Analysts have said that since 2001 the total volume of products sold by
Bristol-Myers has dropped 70 percent as the company has shifted from
high-volume, low-cost drugs to lower-volume, higher-priced products.

“Despite this shift, Bristol-Myers still has roughly the same number of
manufacturing sites and roughly the same number of employees as it did
eight years ago,” Roopesh Patel, an analyst at UBS Investment Research,
said recently in a note to clients.

Other drug makers have cut a total of more than 80,000 jobs in the last
five years, with more than 30,000 of those layoffs announced in the
last year alone.

Pfizer, the world’s biggest drug maker, has eliminated 10,000 jobs this
year, more than 10 percent of its work force. Merck announced a global
revamping in November 2005 that has already resulted in 6,000 layoffs;
the company is expected to lay off an additional 1,000 workers by the
end of next year. Johnson & Johnson earlier this year announced an
overhaul that would include cutting its work force by 4 percent, or
about 5,000 employees.

Bristol-Myers has announced plans to streamline operations before. But
its past efforts have not been seen as having much effect on expenses.
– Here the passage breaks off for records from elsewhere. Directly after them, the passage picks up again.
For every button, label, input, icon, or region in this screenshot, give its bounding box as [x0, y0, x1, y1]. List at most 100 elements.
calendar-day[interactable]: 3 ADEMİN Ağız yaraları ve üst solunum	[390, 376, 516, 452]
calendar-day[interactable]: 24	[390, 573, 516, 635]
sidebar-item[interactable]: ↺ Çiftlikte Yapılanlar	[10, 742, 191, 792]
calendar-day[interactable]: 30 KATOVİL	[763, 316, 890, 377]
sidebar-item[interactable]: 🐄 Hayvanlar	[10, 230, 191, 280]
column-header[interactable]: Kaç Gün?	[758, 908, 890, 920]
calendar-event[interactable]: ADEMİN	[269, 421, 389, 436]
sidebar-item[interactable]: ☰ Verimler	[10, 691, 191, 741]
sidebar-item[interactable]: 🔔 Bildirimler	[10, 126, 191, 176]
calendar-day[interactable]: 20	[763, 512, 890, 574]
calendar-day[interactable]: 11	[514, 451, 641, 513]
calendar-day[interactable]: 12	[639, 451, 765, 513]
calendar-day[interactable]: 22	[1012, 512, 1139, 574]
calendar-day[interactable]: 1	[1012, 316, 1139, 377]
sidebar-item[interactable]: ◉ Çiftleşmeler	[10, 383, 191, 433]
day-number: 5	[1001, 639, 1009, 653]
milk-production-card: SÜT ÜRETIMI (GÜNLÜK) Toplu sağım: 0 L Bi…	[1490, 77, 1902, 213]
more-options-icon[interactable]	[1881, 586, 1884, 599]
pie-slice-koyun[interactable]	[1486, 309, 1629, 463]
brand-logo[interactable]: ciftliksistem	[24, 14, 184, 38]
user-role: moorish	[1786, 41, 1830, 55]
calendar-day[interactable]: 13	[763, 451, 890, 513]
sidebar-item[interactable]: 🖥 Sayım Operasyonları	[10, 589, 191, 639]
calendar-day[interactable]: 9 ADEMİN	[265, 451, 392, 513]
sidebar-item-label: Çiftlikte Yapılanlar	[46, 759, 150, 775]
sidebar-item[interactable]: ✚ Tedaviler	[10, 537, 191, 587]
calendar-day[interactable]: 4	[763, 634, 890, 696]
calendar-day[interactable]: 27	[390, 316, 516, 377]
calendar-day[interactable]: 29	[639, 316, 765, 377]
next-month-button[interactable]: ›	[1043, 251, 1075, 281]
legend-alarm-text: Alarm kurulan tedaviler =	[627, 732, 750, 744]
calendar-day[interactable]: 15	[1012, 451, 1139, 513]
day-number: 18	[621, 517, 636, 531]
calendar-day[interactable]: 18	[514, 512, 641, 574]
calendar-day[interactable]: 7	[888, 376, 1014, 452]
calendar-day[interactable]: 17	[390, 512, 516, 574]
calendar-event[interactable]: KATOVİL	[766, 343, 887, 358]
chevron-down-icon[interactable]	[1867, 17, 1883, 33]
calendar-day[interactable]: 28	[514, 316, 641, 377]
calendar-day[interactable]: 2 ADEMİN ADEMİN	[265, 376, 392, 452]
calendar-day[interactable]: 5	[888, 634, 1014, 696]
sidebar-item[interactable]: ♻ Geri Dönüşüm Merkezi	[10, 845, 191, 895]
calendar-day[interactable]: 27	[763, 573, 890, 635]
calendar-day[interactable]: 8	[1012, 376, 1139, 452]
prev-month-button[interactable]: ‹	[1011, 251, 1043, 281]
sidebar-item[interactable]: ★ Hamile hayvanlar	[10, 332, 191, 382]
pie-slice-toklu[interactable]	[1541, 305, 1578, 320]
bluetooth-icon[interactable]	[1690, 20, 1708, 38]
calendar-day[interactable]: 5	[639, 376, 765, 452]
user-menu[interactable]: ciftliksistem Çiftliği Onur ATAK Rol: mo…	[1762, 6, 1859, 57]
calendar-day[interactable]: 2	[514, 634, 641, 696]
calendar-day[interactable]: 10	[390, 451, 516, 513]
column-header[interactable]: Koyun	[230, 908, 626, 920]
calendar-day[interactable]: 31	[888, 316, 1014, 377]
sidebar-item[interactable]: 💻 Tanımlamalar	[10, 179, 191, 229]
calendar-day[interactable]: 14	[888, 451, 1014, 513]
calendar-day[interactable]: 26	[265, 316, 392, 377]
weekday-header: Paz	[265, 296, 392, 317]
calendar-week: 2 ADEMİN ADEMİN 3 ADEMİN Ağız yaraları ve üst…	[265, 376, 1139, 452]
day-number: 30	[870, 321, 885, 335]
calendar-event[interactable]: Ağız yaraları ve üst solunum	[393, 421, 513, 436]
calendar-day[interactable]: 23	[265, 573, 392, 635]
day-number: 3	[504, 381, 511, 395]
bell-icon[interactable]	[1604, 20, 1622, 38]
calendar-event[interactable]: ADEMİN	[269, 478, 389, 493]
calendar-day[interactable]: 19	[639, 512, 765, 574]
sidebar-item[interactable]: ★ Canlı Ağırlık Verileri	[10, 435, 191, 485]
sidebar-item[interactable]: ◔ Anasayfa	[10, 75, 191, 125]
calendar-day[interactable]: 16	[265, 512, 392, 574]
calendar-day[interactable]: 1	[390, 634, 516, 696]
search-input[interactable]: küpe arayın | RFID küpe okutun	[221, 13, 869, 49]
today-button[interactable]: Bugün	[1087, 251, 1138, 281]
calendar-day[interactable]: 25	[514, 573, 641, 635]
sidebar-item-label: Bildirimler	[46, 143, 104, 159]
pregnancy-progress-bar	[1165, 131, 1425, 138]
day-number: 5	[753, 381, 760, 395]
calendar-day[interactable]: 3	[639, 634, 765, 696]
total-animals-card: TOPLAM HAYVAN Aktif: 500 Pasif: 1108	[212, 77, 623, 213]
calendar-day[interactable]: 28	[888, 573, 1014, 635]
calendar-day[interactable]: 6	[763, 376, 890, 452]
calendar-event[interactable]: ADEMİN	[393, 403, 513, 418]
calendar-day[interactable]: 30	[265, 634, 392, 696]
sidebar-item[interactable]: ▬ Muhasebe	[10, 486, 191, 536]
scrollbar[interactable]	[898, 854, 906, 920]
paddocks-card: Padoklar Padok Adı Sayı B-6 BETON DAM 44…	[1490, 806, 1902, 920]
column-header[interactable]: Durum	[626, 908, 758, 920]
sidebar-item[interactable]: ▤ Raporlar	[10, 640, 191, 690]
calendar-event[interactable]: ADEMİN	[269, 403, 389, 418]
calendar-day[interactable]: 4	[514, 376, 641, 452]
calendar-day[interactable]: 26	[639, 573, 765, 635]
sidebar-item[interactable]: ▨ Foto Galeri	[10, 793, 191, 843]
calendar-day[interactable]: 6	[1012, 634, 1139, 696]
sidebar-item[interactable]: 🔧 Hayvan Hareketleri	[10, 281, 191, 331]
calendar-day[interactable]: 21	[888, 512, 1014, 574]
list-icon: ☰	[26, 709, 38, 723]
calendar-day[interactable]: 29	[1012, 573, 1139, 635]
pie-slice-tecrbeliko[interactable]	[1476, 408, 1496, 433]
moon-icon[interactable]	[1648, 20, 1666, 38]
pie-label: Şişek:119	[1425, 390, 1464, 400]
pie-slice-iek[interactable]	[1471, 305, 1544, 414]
“Bristol has really been unable to cut costs on an absolute basis,” Dr.
Jon Lecroy, a pharmaceutical analyst for Natixis Bleichroeder, said in
a telephone interview.

Dr. Lecroy said that most investors would be looking more carefully at
the company’s pipeline, which is also expected to be discussed during a
conference with analysts this afternoon.

“Investors don’t typically give companies a lot of credit for
cost-cutting,” Dr. Lecroy said. “It doesn’t add to long-term growth.”

The stock, which has ranged from about $25 to $32 in the last year, was
at $29.13 around 3 p.m., up 7 cents.

Mr. Cornelius took over on an interim basis in September 2006 after the
company’s board sought Mr. Dolan’s resignation. More recently, Mr.
Cornelius agreed to remain as chief executive until May 2009.